Definition
Ein spektrales Invariant eines selbstadjungierten elliptischen Operators, definiert als der Wert an Null seiner Eta-Funktion η(s) = ∑_{λ≠0} sign(λ) |λ|^{-s} nach analytischer Fortsetzung; es misst spektrale Asymmetrie (Ungleichgewicht zwischen positiven und negativen Eigenwerten) und liefert Randkorrekturen in Indextheoremen.
Prinzip
Prinzip
Man bildet die Eta-Funktion aus der vorzeichenbehafteten Potenzsumme der nichtverschwindenden Eigenwerte, fährt mit analytischer Fortsetzung bis s=0 fort und definiert η(0) (häufig modulo ganzer Zahlen bei Ambiguität).
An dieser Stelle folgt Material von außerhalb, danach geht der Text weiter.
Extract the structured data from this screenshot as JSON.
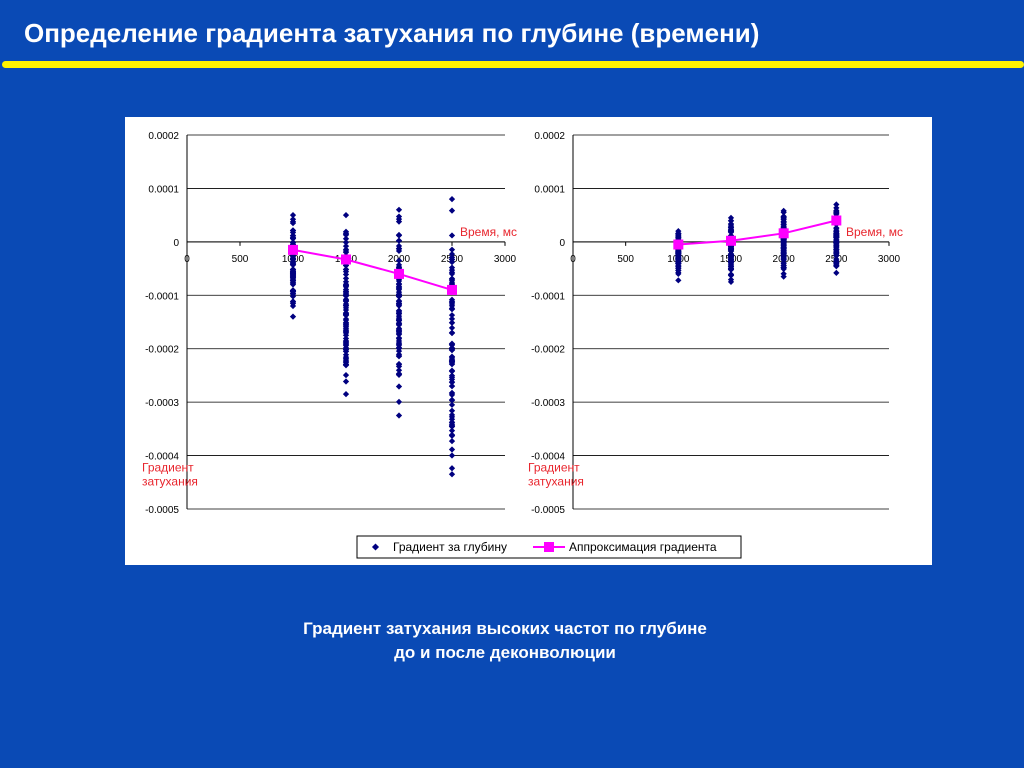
{
  "slide": {
    "title": "Определение градиента затухания по глубине (времени)",
    "caption_line1": "Градиент затухания высоких частот по глубине",
    "caption_line2": "до и после деконволюции"
  },
  "colors": {
    "background": "#0a4ab5",
    "title_rule": "#fff200",
    "scatter": "#000080",
    "approx": "#ff00ff",
    "axis_note": "#e8262e"
  },
  "legend": {
    "scatter_label": "Градиент за глубину",
    "line_label": "Аппроксимация градиента"
  },
  "chart_data": [
    {
      "type": "scatter",
      "title": "",
      "xlabel": "Время, мс",
      "ylabel": "Градиент затухания",
      "xlim": [
        0,
        3000
      ],
      "ylim": [
        -0.0005,
        0.0002
      ],
      "x_ticks": [
        "0",
        "500",
        "1000",
        "1500",
        "2000",
        "2500",
        "3000"
      ],
      "y_ticks": [
        "0.0002",
        "0.0001",
        "0",
        "-0.0001",
        "-0.0002",
        "-0.0003",
        "-0.0004",
        "-0.0005"
      ],
      "grid": true,
      "series": [
        {
          "name": "Градиент за глубину",
          "kind": "scatter",
          "groups": [
            {
              "x": 1000,
              "y_min": -0.00014,
              "y_max": 5e-05
            },
            {
              "x": 1500,
              "y_min": -0.000285,
              "y_max": 5e-05
            },
            {
              "x": 2000,
              "y_min": -0.000325,
              "y_max": 6e-05
            },
            {
              "x": 2500,
              "y_min": -0.000435,
              "y_max": 8e-05
            }
          ]
        },
        {
          "name": "Аппроксимация градиента",
          "kind": "line",
          "x": [
            1000,
            1500,
            2000,
            2500
          ],
          "y": [
            -1.5e-05,
            -3.3e-05,
            -6e-05,
            -9e-05
          ]
        }
      ]
    },
    {
      "type": "scatter",
      "title": "",
      "xlabel": "Время, мс",
      "ylabel": "Градиент затухания",
      "xlim": [
        0,
        3000
      ],
      "ylim": [
        -0.0005,
        0.0002
      ],
      "x_ticks": [
        "0",
        "500",
        "1000",
        "1500",
        "2000",
        "2500",
        "3000"
      ],
      "y_ticks": [
        "0.0002",
        "0.0001",
        "0",
        "-0.0001",
        "-0.0002",
        "-0.0003",
        "-0.0004",
        "-0.0005"
      ],
      "grid": true,
      "series": [
        {
          "name": "Градиент за глубину",
          "kind": "scatter",
          "groups": [
            {
              "x": 1000,
              "y_min": -7.2e-05,
              "y_max": 2e-05
            },
            {
              "x": 1500,
              "y_min": -7.5e-05,
              "y_max": 4.5e-05
            },
            {
              "x": 2000,
              "y_min": -6.5e-05,
              "y_max": 5.8e-05
            },
            {
              "x": 2500,
              "y_min": -5.8e-05,
              "y_max": 7e-05
            }
          ]
        },
        {
          "name": "Аппроксимация градиента",
          "kind": "line",
          "x": [
            1000,
            1500,
            2000,
            2500
          ],
          "y": [
            -5e-06,
            2e-06,
            1.6e-05,
            4e-05
          ]
        }
      ]
    }
  ]
}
Das Invariant erfasst globale spektrale Asymmetrie, die von absolutwertbasierten Zeta-Invarianten nicht gesehen wird, und hängt von Randbedingungen ab.
Demonstration
Demonstration
Für einen selbstadjungierten Dirac-Operator auf einer ungeradzahligen geschlossenen Mannigfaltigkeit berechnet man η(s) aus dem diskreten Spektrum und wertet bei s=0 aus, um eine reelle Zahl zu erhalten; bei einfachen eindimensionalen, verdrehten Problemen kann die Eta-Invariante rational sein und sich kontinuierlich mit dem Spektralfluss ändern.
Fehlanwendung
Fehlanwendung
Die Eta-Invariante als stets ganzzahlig oder lokal zu behandeln (sie ist in der Regel eine reelle analytische Spektralgröße) oder Beiträge von Null-Eigenwerten zu ignorieren führt zu Fehlern; ebenso verändert die Wahl der Spektralklaviatur oder Regulierung den Wert um ganze Zahlen.
Konsequenz
Konsequenz
Eta-Invarianten tauchen als Korrekturterme im Atiyah–Patodi–Singer-Indextheorem für Mannigfaltigkeiten mit Rand auf, bestimmen Phasen in Determinantenlinien-Anomalien und quantifizieren spektrale Asymmetrie, die in geometrischer Analysis und Quantenfeldtheorie bedeutend ist.
Umkehrung
Umkehrung
Die Umkehr betrachtet das unsignierte spektrale Invariant (etwa den zeta-regulierten Determinanten aus |λ|), das Vorzeicheninformationen ignoriert; während eta die vorzeichenbehaftete Unausgewogenheit aufzeichnet, erfasst der unsignierte Determinant nur die Größe — die Umkehr verliert Asymmetrieinformation.
Abgrenzung
Abgrenzung
Definiert für selbstadjungierte elliptische Operatoren mit diskretem Spektrum nach geeigneter Regulierung; sensitiv gegenüber Randbedingungen und Normalisierungswahl, mit Komplikationen bei Operatoren mit kontinuierlichem Spektrum oder schlecht kontrollierten Domänen.
Semantische Spannung
Semantische Spannung
Steht in enger Beziehung zur Phase zeta-regulierter Determinanten und zum Spektralfluss: der Spektralfluss verändert eta in vielen Kontexten um ganze Zahlen, wodurch eine Spannung zwischen ganzzahligen Indexdaten und reeller spektraler Asymmetrie entsteht.
Synthese
Synthese
Die Eta-Invariante ist die analytisch fortgesetzte vorzeichenbehaftete Spektralsumme bei Null, die das Ungleichgewicht zwischen positiven und negativen Eigenwerten eines selbstadjungierten elliptischen Operators quantifiziert; sie liefert subtile spektrale Korrekturterme, die in Indextheorie mit Rand und bei Anomalieberechnungen wesentlich sind.